Yes, of course. SIPs are meant to precisely do that. They are meant to help you stay the course and ride through the ups and downs of the market over the long term. Once you are able to do that, then there are fairly high chances of you earning a reasonable good rate of returns through equity investing.
Let me show some numbers to bring some conviction to this thinking. The graph below represents returns from SIP investing in multi-cap funds over blocks of 10 years. So, each point on the line graph represents the returns derived through the SIP mode of investing during each block of 10 years ending on that date. For example, the first value you see on the chart starts from June, 2017. So, the period covered here would be from June, 2007 to June, 2017, i.e. a block of 10 years and the return value is the returns earned during that period. You can see the maximum returns that one could have made from a fund in the multi-cap category, the average ones and the minimum ones.
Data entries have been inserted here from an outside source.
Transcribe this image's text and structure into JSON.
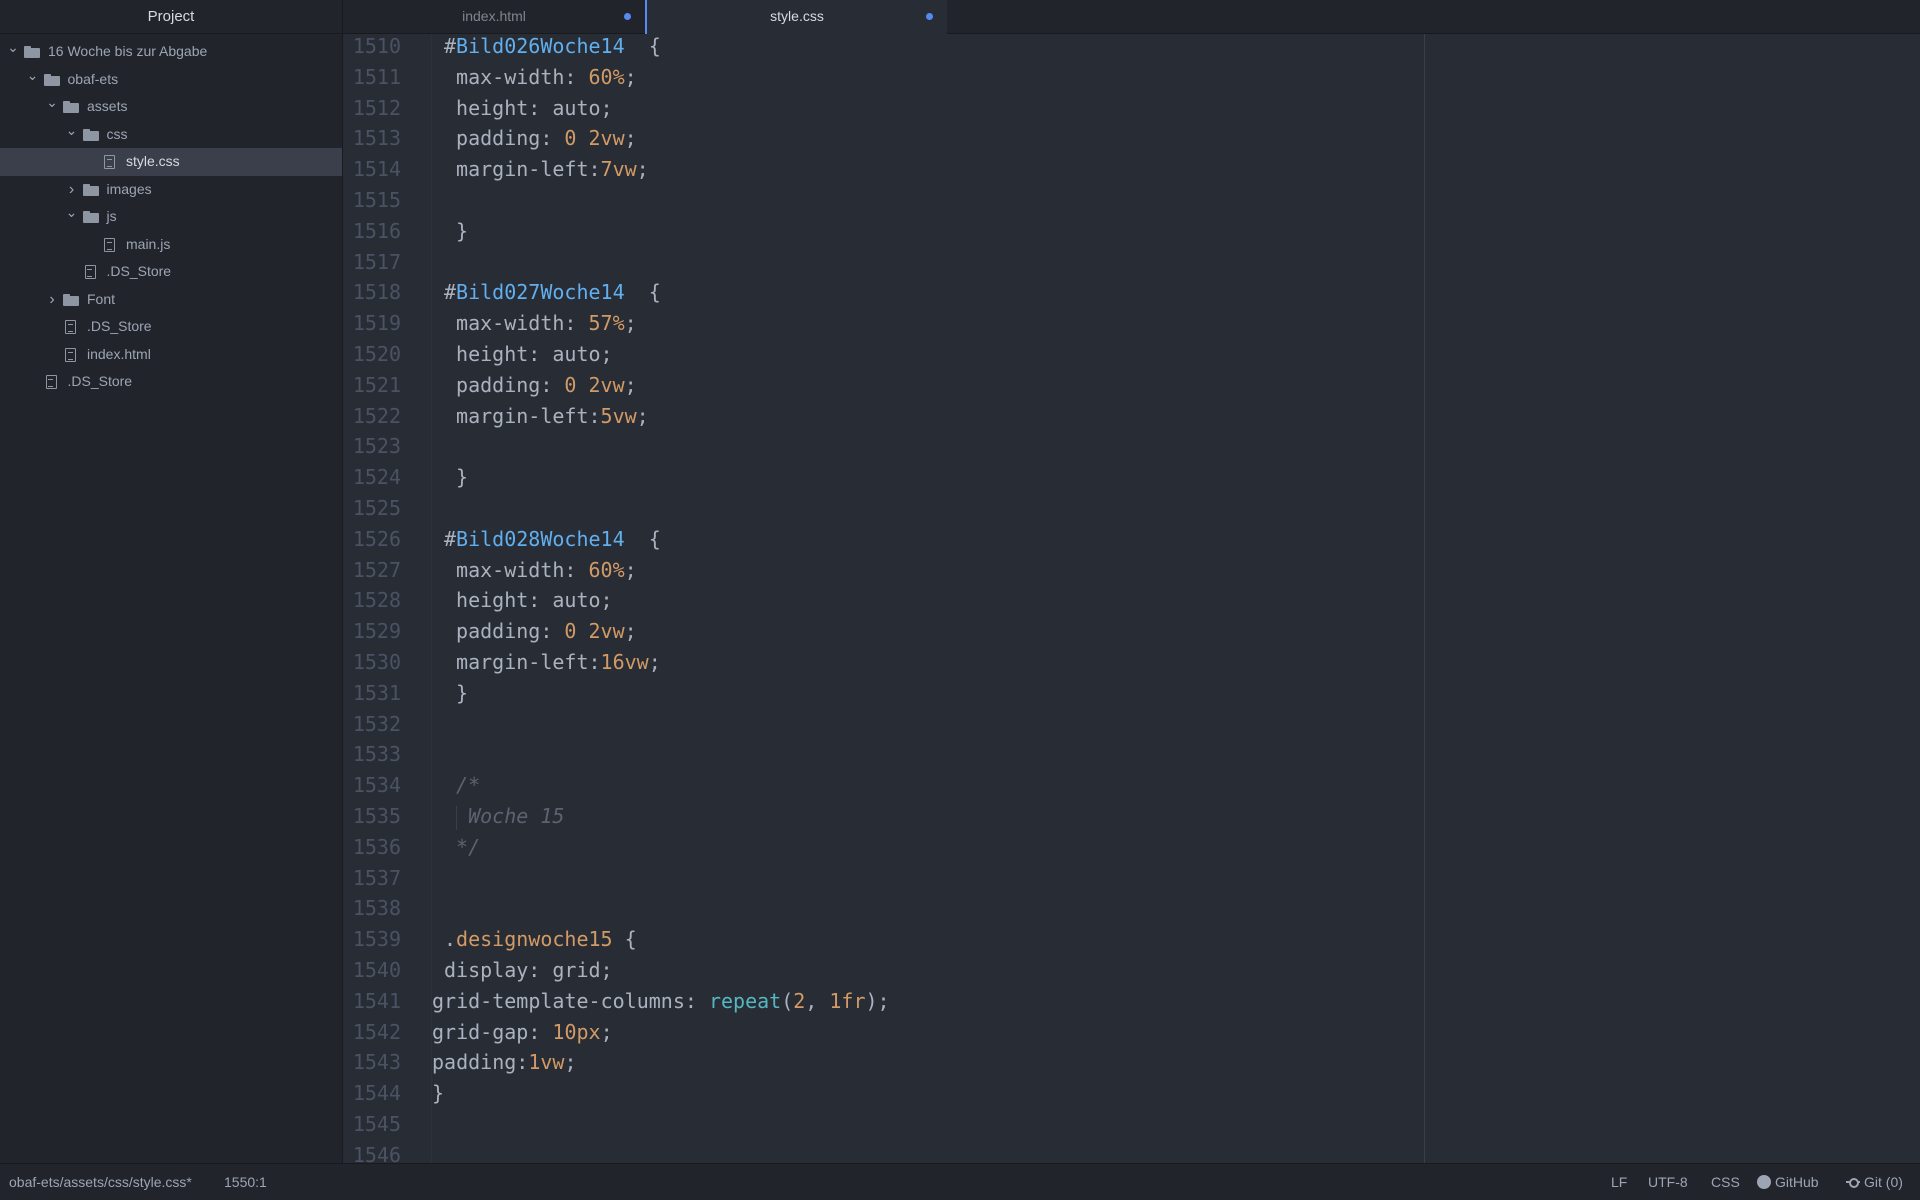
{
  "sidebar": {
    "title": "Project",
    "items": [
      {
        "label": "16 Woche bis zur Abgabe",
        "kind": "folder",
        "expanded": true,
        "depth": 0
      },
      {
        "label": "obaf-ets",
        "kind": "folder",
        "expanded": true,
        "depth": 1
      },
      {
        "label": "assets",
        "kind": "folder",
        "expanded": true,
        "depth": 2
      },
      {
        "label": "css",
        "kind": "folder",
        "expanded": true,
        "depth": 3
      },
      {
        "label": "style.css",
        "kind": "file",
        "depth": 4,
        "selected": true
      },
      {
        "label": "images",
        "kind": "folder",
        "expanded": false,
        "depth": 3
      },
      {
        "label": "js",
        "kind": "folder",
        "expanded": true,
        "depth": 3
      },
      {
        "label": "main.js",
        "kind": "file",
        "depth": 4
      },
      {
        "label": ".DS_Store",
        "kind": "file",
        "depth": 3
      },
      {
        "label": "Font",
        "kind": "folder",
        "expanded": false,
        "depth": 2
      },
      {
        "label": ".DS_Store",
        "kind": "file",
        "depth": 2
      },
      {
        "label": "index.html",
        "kind": "file",
        "depth": 2
      },
      {
        "label": ".DS_Store",
        "kind": "file",
        "depth": 1
      }
    ]
  },
  "tabs": [
    {
      "label": "index.html",
      "modified": true,
      "active": false
    },
    {
      "label": "style.css",
      "modified": true,
      "active": true
    }
  ],
  "editor": {
    "lines": [
      {
        "n": "1510",
        "tokens": [
          [
            "hash",
            "#"
          ],
          [
            "id",
            "Bild026Woche14"
          ],
          [
            "plain",
            "  {"
          ]
        ]
      },
      {
        "n": "1511",
        "tokens": [
          [
            "plain",
            " max-width: "
          ],
          [
            "num",
            "60%"
          ],
          [
            "plain",
            ";"
          ]
        ]
      },
      {
        "n": "1512",
        "tokens": [
          [
            "plain",
            " height: auto;"
          ]
        ]
      },
      {
        "n": "1513",
        "tokens": [
          [
            "plain",
            " padding: "
          ],
          [
            "num",
            "0"
          ],
          [
            "plain",
            " "
          ],
          [
            "num",
            "2vw"
          ],
          [
            "plain",
            ";"
          ]
        ]
      },
      {
        "n": "1514",
        "tokens": [
          [
            "plain",
            " margin-left:"
          ],
          [
            "num",
            "7vw"
          ],
          [
            "plain",
            ";"
          ]
        ]
      },
      {
        "n": "1515",
        "tokens": []
      },
      {
        "n": "1516",
        "tokens": [
          [
            "plain",
            " }"
          ]
        ]
      },
      {
        "n": "1517",
        "tokens": []
      },
      {
        "n": "1518",
        "tokens": [
          [
            "hash",
            "#"
          ],
          [
            "id",
            "Bild027Woche14"
          ],
          [
            "plain",
            "  {"
          ]
        ]
      },
      {
        "n": "1519",
        "tokens": [
          [
            "plain",
            " max-width: "
          ],
          [
            "num",
            "57%"
          ],
          [
            "plain",
            ";"
          ]
        ]
      },
      {
        "n": "1520",
        "tokens": [
          [
            "plain",
            " height: auto;"
          ]
        ]
      },
      {
        "n": "1521",
        "tokens": [
          [
            "plain",
            " padding: "
          ],
          [
            "num",
            "0"
          ],
          [
            "plain",
            " "
          ],
          [
            "num",
            "2vw"
          ],
          [
            "plain",
            ";"
          ]
        ]
      },
      {
        "n": "1522",
        "tokens": [
          [
            "plain",
            " margin-left:"
          ],
          [
            "num",
            "5vw"
          ],
          [
            "plain",
            ";"
          ]
        ]
      },
      {
        "n": "1523",
        "tokens": []
      },
      {
        "n": "1524",
        "tokens": [
          [
            "plain",
            " }"
          ]
        ]
      },
      {
        "n": "1525",
        "tokens": []
      },
      {
        "n": "1526",
        "tokens": [
          [
            "hash",
            "#"
          ],
          [
            "id",
            "Bild028Woche14"
          ],
          [
            "plain",
            "  {"
          ]
        ]
      },
      {
        "n": "1527",
        "tokens": [
          [
            "plain",
            " max-width: "
          ],
          [
            "num",
            "60%"
          ],
          [
            "plain",
            ";"
          ]
        ]
      },
      {
        "n": "1528",
        "tokens": [
          [
            "plain",
            " height: auto;"
          ]
        ]
      },
      {
        "n": "1529",
        "tokens": [
          [
            "plain",
            " padding: "
          ],
          [
            "num",
            "0"
          ],
          [
            "plain",
            " "
          ],
          [
            "num",
            "2vw"
          ],
          [
            "plain",
            ";"
          ]
        ]
      },
      {
        "n": "1530",
        "tokens": [
          [
            "plain",
            " margin-left:"
          ],
          [
            "num",
            "16vw"
          ],
          [
            "plain",
            ";"
          ]
        ]
      },
      {
        "n": "1531",
        "tokens": [
          [
            "plain",
            " }"
          ]
        ]
      },
      {
        "n": "1532",
        "tokens": []
      },
      {
        "n": "1533",
        "tokens": []
      },
      {
        "n": "1534",
        "tokens": [
          [
            "com",
            " /*"
          ]
        ]
      },
      {
        "n": "1535",
        "tokens": [
          [
            "com",
            "  Woche 15"
          ]
        ]
      },
      {
        "n": "1536",
        "tokens": [
          [
            "com",
            " */"
          ]
        ]
      },
      {
        "n": "1537",
        "tokens": []
      },
      {
        "n": "1538",
        "tokens": []
      },
      {
        "n": "1539",
        "tokens": [
          [
            "plain",
            "."
          ],
          [
            "cls",
            "designwoche15"
          ],
          [
            "plain",
            " {"
          ]
        ]
      },
      {
        "n": "1540",
        "tokens": [
          [
            "plain",
            "display: grid;"
          ]
        ]
      },
      {
        "n": "1541",
        "tokens": [
          [
            "plain",
            "grid-template-columns: "
          ],
          [
            "fn",
            "repeat"
          ],
          [
            "plain",
            "("
          ],
          [
            "num",
            "2"
          ],
          [
            "plain",
            ", "
          ],
          [
            "num",
            "1fr"
          ],
          [
            "plain",
            ");"
          ]
        ]
      },
      {
        "n": "1542",
        "tokens": [
          [
            "plain",
            "grid-gap: "
          ],
          [
            "num",
            "10px"
          ],
          [
            "plain",
            ";"
          ]
        ]
      },
      {
        "n": "1543",
        "tokens": [
          [
            "plain",
            "padding:"
          ],
          [
            "num",
            "1vw"
          ],
          [
            "plain",
            ";"
          ]
        ]
      },
      {
        "n": "1544",
        "tokens": [
          [
            "plain",
            "}"
          ]
        ]
      },
      {
        "n": "1545",
        "tokens": []
      },
      {
        "n": "1546",
        "tokens": []
      }
    ]
  },
  "statusbar": {
    "path": "obaf-ets/assets/css/style.css*",
    "cursor": "1550:1",
    "line_ending": "LF",
    "encoding": "UTF-8",
    "grammar": "CSS",
    "github": "GitHub",
    "git": "Git (0)"
  },
  "colors": {
    "accent": "#568af2",
    "background": "#282c34",
    "sidebar": "#21252b"
  }
}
So that is how you can read this graph.
If you see that over these years, there was a high probability that you could have made SIP returns at a CAGR of about anywhere between 10-15 per cent and that is good enough. Of course, selectivity matters because in the worst-case scenario, there was a possibility of you earning negative returns at the time of a sharp market fall in March last year. But when the markets recovered swiftly, so did the SIP returns. But the broad point here is, yes there is a fairly good chance of you earning good returns through SIP investing. So you can look at the above graph and decide whether these numbers look compelling enough to you.
Having said that, we need to move beyond excel spreadsheets when we talk about generating wealth over a long period of time. Firstly, you would need to do a few more things than simply doing your SIP investing. One is that you will have to be disciplined and be at it and continue investing through the ups and downs of the market because often what people do is to selectively start and stop SIPs which works to their detriment over the long term.
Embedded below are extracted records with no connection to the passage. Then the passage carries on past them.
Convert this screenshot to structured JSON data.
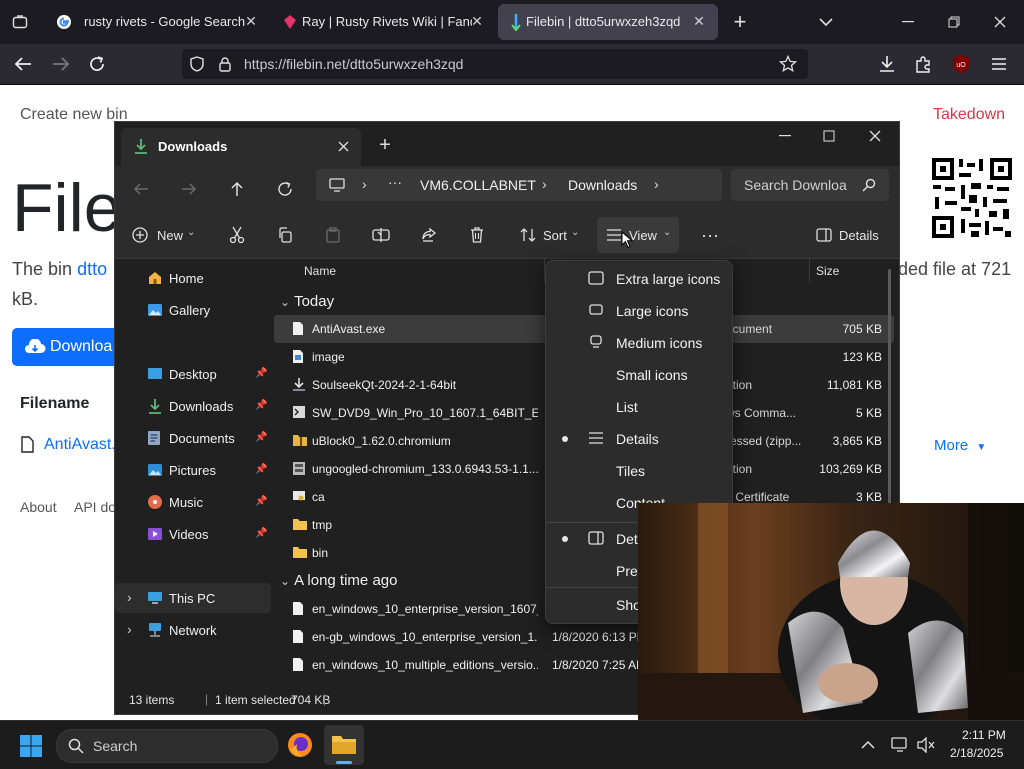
{
  "browser": {
    "tabs": [
      {
        "title": "rusty rivets - Google Search",
        "active": false
      },
      {
        "title": "Ray | Rusty Rivets Wiki | Fandom",
        "active": false
      },
      {
        "title": "Filebin | dtto5urwxzeh3zqd",
        "active": true
      }
    ],
    "url": "https://filebin.net/dtto5urwxzeh3zqd"
  },
  "page": {
    "create_link": "Create new bin",
    "takedown_link": "Takedown",
    "heading": "File",
    "desc_start": "The bin",
    "bin_link": "dtto",
    "desc_end": "ded file at 721",
    "desc_line2": "kB.",
    "download_button": "Downloa",
    "filename_header": "Filename",
    "file_link": "AntiAvast.",
    "more_link": "More",
    "footer_about": "About",
    "footer_api": "API do"
  },
  "explorer": {
    "tab_title": "Downloads",
    "breadcrumb": [
      "VM6.COLLABNET",
      "Downloads"
    ],
    "search_placeholder": "Search Downloa",
    "toolbar": {
      "new": "New",
      "sort": "Sort",
      "view": "View",
      "details": "Details"
    },
    "sidebar": [
      {
        "label": "Home",
        "icon": "home-icon"
      },
      {
        "label": "Gallery",
        "icon": "gallery-icon"
      },
      {
        "label": "Desktop",
        "icon": "desktop-icon",
        "pinned": true
      },
      {
        "label": "Downloads",
        "icon": "downloads-icon",
        "pinned": true
      },
      {
        "label": "Documents",
        "icon": "documents-icon",
        "pinned": true
      },
      {
        "label": "Pictures",
        "icon": "pictures-icon",
        "pinned": true
      },
      {
        "label": "Music",
        "icon": "music-icon",
        "pinned": true
      },
      {
        "label": "Videos",
        "icon": "videos-icon",
        "pinned": true
      },
      {
        "label": "This PC",
        "icon": "this-pc-icon"
      },
      {
        "label": "Network",
        "icon": "network-icon"
      }
    ],
    "columns": {
      "name": "Name",
      "size": "Size"
    },
    "groups": [
      "Today",
      "A long time ago"
    ],
    "files_today": [
      {
        "name": "AntiAvast.exe",
        "type": "ocument",
        "size": "705 KB",
        "selected": true
      },
      {
        "name": "image",
        "type": "e",
        "size": "123 KB"
      },
      {
        "name": "SoulseekQt-2024-2-1-64bit",
        "type": "ation",
        "size": "11,081 KB"
      },
      {
        "name": "SW_DVD9_Win_Pro_10_1607.1_64BIT_Eng...",
        "type": "ws Comma...",
        "size": "5 KB"
      },
      {
        "name": "uBlock0_1.62.0.chromium",
        "type": "ressed (zipp...",
        "size": "3,865 KB"
      },
      {
        "name": "ungoogled-chromium_133.0.6943.53-1.1...",
        "type": "ation",
        "size": "103,269 KB"
      },
      {
        "name": "ca",
        "type": "y Certificate",
        "size": "3 KB"
      },
      {
        "name": "tmp",
        "type": "",
        "size": ""
      },
      {
        "name": "bin",
        "type": "",
        "size": ""
      }
    ],
    "files_old": [
      {
        "name": "en_windows_10_enterprise_version_1607_...",
        "date": "",
        "type": "",
        "size": ""
      },
      {
        "name": "en-gb_windows_10_enterprise_version_1...",
        "date": "1/8/2020 6:13 PM",
        "type": "",
        "size": ""
      },
      {
        "name": "en_windows_10_multiple_editions_versio...",
        "date": "1/8/2020 7:25 AM",
        "type": "",
        "size": ""
      }
    ],
    "status": {
      "items": "13 items",
      "selected": "1 item selected",
      "size": "704 KB"
    }
  },
  "view_menu": {
    "items": [
      {
        "label": "Extra large icons",
        "icon": "extra-large-icons-icon",
        "bullet": false
      },
      {
        "label": "Large icons",
        "icon": "large-icons-icon",
        "bullet": false
      },
      {
        "label": "Medium icons",
        "icon": "medium-icons-icon",
        "bullet": false
      },
      {
        "label": "Small icons",
        "icon": "",
        "bullet": false
      },
      {
        "label": "List",
        "icon": "",
        "bullet": false
      },
      {
        "label": "Details",
        "icon": "details-icon",
        "bullet": true
      },
      {
        "label": "Tiles",
        "icon": "",
        "bullet": false
      },
      {
        "label": "Content",
        "icon": "",
        "bullet": false
      },
      {
        "label": "Deta",
        "icon": "details-pane-icon",
        "bullet": true
      },
      {
        "label": "Prev",
        "icon": "",
        "bullet": false
      },
      {
        "label": "Sho",
        "icon": "",
        "bullet": false
      }
    ]
  },
  "taskbar": {
    "search": "Search",
    "time": "2:11 PM",
    "date": "2/18/2025"
  },
  "colors": {
    "browser_bg": "#1c1b22",
    "explorer_bg": "#202020",
    "link_blue": "#0d6efd",
    "takedown_red": "#dc3545",
    "accent_green": "#5fb878"
  }
}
Secondly, you have to be able to commit a reasonable amount of money to generate meaningful wealth. For instance, you come across investors who would be earning well over a lakh of rupees a month or even more, but they would be doing an SIP of say Rs 5000 per month. Now even if they remain disciplined through their investing journey and even if they end up earning a handsome rate of returns, probably it will not make a meaningful difference to their financial well-being, given the scale of their investments in the context of their financial circumstances. So it is important for you to be investing a reasonable sum of money in the context of your financial situation to generate meaningful wealth, wealth that makes a difference in your life.
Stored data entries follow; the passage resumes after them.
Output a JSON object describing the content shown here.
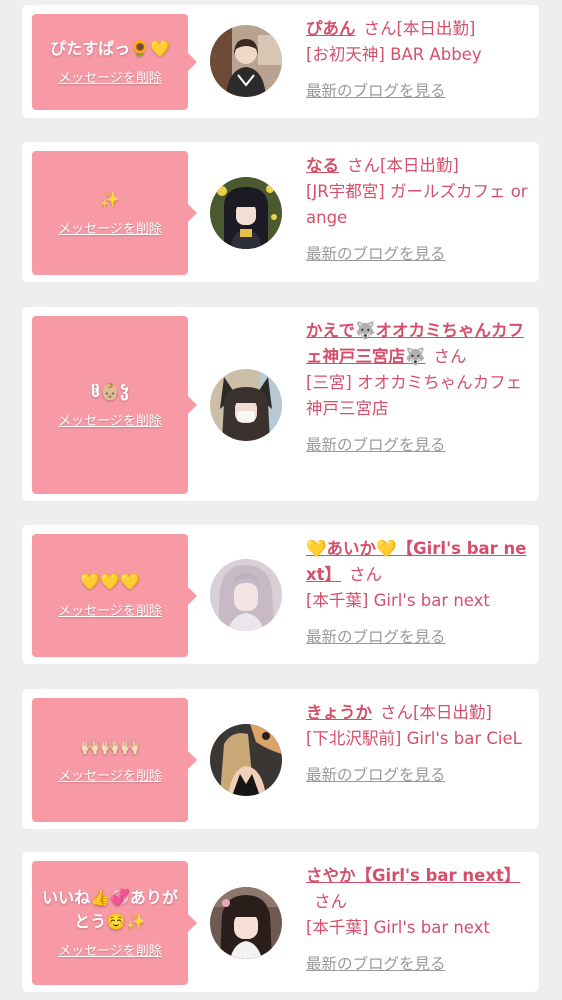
{
  "entries": [
    {
      "message": "ぴたすぱっ🌻💛",
      "delete_label": "メッセージを削除",
      "name": "ぴあん",
      "honorific": "さん",
      "status": "[本日出勤]",
      "shop": "[お初天神] BAR Abbey",
      "blog_label": "最新のブログを見る"
    },
    {
      "message": "✨",
      "delete_label": "メッセージを削除",
      "name": "なる",
      "honorific": "さん",
      "status": "[本日出勤]",
      "shop": "[JR宇都宮] ガールズカフェ orange",
      "blog_label": "最新のブログを見る"
    },
    {
      "message": "ჱ̒👶🏼ჴ",
      "delete_label": "メッセージを削除",
      "name": "かえで🐺オオカミちゃんカフェ神戸三宮店🐺",
      "honorific": "さん",
      "status": "",
      "shop": "[三宮] オオカミちゃんカフェ神戸三宮店",
      "blog_label": "最新のブログを見る"
    },
    {
      "message": "💛💛💛",
      "delete_label": "メッセージを削除",
      "name": "💛あいか💛【Girl's bar next】",
      "honorific": "さん",
      "status": "",
      "shop": "[本千葉] Girl's bar next",
      "blog_label": "最新のブログを見る"
    },
    {
      "message": "🙌🏻🙌🏻🙌🏻",
      "delete_label": "メッセージを削除",
      "name": "きょうか",
      "honorific": "さん",
      "status": "[本日出勤]",
      "shop": "[下北沢駅前] Girl's bar CieL",
      "blog_label": "最新のブログを見る"
    },
    {
      "message": "いいね👍💞ありがとう☺️✨",
      "delete_label": "メッセージを削除",
      "name": "さやか【Girl's bar next】",
      "honorific": "さん",
      "status": "",
      "shop": "[本千葉] Girl's bar next",
      "blog_label": "最新のブログを見る"
    }
  ],
  "colors": {
    "background": "#eeeeee",
    "card": "#ffffff",
    "bubble": "#f89aa6",
    "accent_text": "#d54f6b",
    "muted_text": "#9a9a9a"
  }
}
Thirdly, you should look to increase your SIP amounts, along with an increase in your income. Often what happens is that you start investing a reasonable sum of money in the market. But over a period of time, your income increases, and if your SIP investments don't keep pace with it, then again you end up in the aforementioned situation of Rs 1 lakh income and Rs 5000 SIP amount, which is avoidable. Once you take care of these things, you are all set to create wealth.